Ensuring Sustainable Livestock Production

CANADA - A University of Manitoba soil scientist says the economic and social as well as the environmental elements are necessary to ensure the sustainability of Manitoba's livestock industry, writes Bruce Cochrane.
calendar icon 16 March 2010
clock icon 3 minute read

In response to water quality concerns in Lake Winnipeg the Manitoba government imposed new phosphorus based livestock manure application limits in 2006.

About 85 per cent of the phosphorus applied to Manitoba farm land is applied in the form of synthetic fertilizer compared to about 15 per cent in the form of livestock manure.

Dr Don Flaten, the chair of the National Centre for Livestock and the Environment, says if we were to use livestock manure to supply all of our crop requirements in Manitoba we could accommodate a substantial expansion of the livestock industry but not all of the land is suitable for livestock production and more important we have an uneven distribution of livestock.

Dr Don Flaten-University of Manitoba

If we take a look at the number one factor limiting the livestock industry right now it's the economics of the market place.

I think that you need an economically healthy market place before you can see any expansion of the industry and one of the reasons why you need economic health is to be able to pay for the environmental practices that need to be employed with that sustainable livestock industry so I see that as being the number one constraint.

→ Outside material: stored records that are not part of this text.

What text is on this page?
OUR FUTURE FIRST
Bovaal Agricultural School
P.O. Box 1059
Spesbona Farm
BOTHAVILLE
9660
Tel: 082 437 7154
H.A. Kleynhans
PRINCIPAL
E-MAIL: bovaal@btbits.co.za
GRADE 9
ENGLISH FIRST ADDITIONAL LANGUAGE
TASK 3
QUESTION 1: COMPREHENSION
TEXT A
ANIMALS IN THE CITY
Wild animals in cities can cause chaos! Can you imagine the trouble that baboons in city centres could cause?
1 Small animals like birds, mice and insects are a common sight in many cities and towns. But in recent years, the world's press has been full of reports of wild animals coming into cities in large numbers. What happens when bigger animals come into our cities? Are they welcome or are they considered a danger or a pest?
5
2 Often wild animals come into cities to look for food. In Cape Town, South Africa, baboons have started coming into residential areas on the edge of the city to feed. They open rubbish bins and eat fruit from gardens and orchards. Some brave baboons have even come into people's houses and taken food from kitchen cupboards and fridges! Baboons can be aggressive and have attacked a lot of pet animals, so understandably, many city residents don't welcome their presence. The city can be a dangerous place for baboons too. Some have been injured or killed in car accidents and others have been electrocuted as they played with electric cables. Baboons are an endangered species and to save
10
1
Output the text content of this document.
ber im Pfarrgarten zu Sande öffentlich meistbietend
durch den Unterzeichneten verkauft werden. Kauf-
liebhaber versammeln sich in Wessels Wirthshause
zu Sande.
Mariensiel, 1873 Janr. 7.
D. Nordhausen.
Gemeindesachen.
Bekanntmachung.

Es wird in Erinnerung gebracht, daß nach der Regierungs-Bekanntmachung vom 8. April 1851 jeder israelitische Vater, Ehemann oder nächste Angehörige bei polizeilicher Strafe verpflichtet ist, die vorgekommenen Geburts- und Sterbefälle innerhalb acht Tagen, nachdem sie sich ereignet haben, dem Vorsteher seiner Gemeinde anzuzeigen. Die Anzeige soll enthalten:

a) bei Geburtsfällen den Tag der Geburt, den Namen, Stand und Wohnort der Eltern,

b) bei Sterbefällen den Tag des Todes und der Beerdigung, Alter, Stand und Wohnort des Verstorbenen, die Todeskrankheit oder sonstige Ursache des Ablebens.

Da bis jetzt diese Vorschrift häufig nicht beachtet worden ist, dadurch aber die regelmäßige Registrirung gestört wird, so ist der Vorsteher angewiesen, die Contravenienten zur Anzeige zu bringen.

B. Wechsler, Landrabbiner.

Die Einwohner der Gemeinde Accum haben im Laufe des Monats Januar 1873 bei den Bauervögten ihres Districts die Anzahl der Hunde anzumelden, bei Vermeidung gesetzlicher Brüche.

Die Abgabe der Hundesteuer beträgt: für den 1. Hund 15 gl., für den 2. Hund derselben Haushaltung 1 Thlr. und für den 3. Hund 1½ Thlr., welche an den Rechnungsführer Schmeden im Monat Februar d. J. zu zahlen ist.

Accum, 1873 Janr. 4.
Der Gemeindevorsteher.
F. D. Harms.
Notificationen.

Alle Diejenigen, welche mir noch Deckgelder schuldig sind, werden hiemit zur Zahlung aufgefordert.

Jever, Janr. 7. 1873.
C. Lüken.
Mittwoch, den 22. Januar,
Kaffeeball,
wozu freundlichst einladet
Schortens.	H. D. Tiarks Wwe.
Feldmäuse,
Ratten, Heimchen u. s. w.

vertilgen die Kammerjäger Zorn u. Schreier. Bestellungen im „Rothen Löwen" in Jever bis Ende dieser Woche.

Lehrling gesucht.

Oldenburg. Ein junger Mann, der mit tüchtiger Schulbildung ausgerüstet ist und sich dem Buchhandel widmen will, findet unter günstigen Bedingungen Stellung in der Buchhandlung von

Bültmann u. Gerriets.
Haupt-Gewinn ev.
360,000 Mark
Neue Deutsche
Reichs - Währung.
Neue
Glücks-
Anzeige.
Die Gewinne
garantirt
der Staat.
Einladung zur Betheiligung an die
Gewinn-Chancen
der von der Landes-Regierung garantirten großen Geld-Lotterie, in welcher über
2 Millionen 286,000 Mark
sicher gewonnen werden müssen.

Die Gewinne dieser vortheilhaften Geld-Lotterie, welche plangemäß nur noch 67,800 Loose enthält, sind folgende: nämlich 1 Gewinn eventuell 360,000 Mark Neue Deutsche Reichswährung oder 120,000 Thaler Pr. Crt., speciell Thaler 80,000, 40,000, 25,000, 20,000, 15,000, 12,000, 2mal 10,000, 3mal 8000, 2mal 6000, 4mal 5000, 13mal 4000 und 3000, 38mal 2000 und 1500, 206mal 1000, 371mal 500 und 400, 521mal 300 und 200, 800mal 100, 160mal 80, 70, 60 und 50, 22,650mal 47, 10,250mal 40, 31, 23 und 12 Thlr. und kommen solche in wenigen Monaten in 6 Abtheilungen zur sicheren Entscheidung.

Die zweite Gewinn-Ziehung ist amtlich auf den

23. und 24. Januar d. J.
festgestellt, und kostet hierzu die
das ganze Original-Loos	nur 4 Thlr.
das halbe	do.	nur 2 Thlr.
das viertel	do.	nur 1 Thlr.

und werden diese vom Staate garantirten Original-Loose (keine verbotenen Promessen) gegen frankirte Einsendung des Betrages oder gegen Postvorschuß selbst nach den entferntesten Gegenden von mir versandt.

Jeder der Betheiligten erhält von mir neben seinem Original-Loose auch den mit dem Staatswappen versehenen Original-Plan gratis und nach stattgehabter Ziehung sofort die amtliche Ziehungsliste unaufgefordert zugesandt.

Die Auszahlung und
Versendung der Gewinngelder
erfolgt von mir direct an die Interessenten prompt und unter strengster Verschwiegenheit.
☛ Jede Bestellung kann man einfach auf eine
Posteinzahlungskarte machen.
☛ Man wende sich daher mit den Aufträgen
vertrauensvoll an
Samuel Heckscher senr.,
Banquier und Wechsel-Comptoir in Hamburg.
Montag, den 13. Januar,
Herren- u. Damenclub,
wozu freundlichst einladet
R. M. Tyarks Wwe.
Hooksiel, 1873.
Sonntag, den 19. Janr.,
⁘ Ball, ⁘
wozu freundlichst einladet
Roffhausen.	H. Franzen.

But if we just take a look at the issue of phosphorus balance we could probably easily accommodate two or three times as much livestock in total in the province if they were evenly distributed across the whole province but the fact is that they're not going to be evenly distributed for a whole bunch of reasons.

So I think my main interest right now is making sure that we can preserve the environmental and economic sustainability of the livestock industry that we have let alone address the question of how many more livestock we could fit into this province.

Dr Flaten suggests you've got to have the economic and the social elements in place along side the environmental elements in order to have a truly sustainable livestock industry.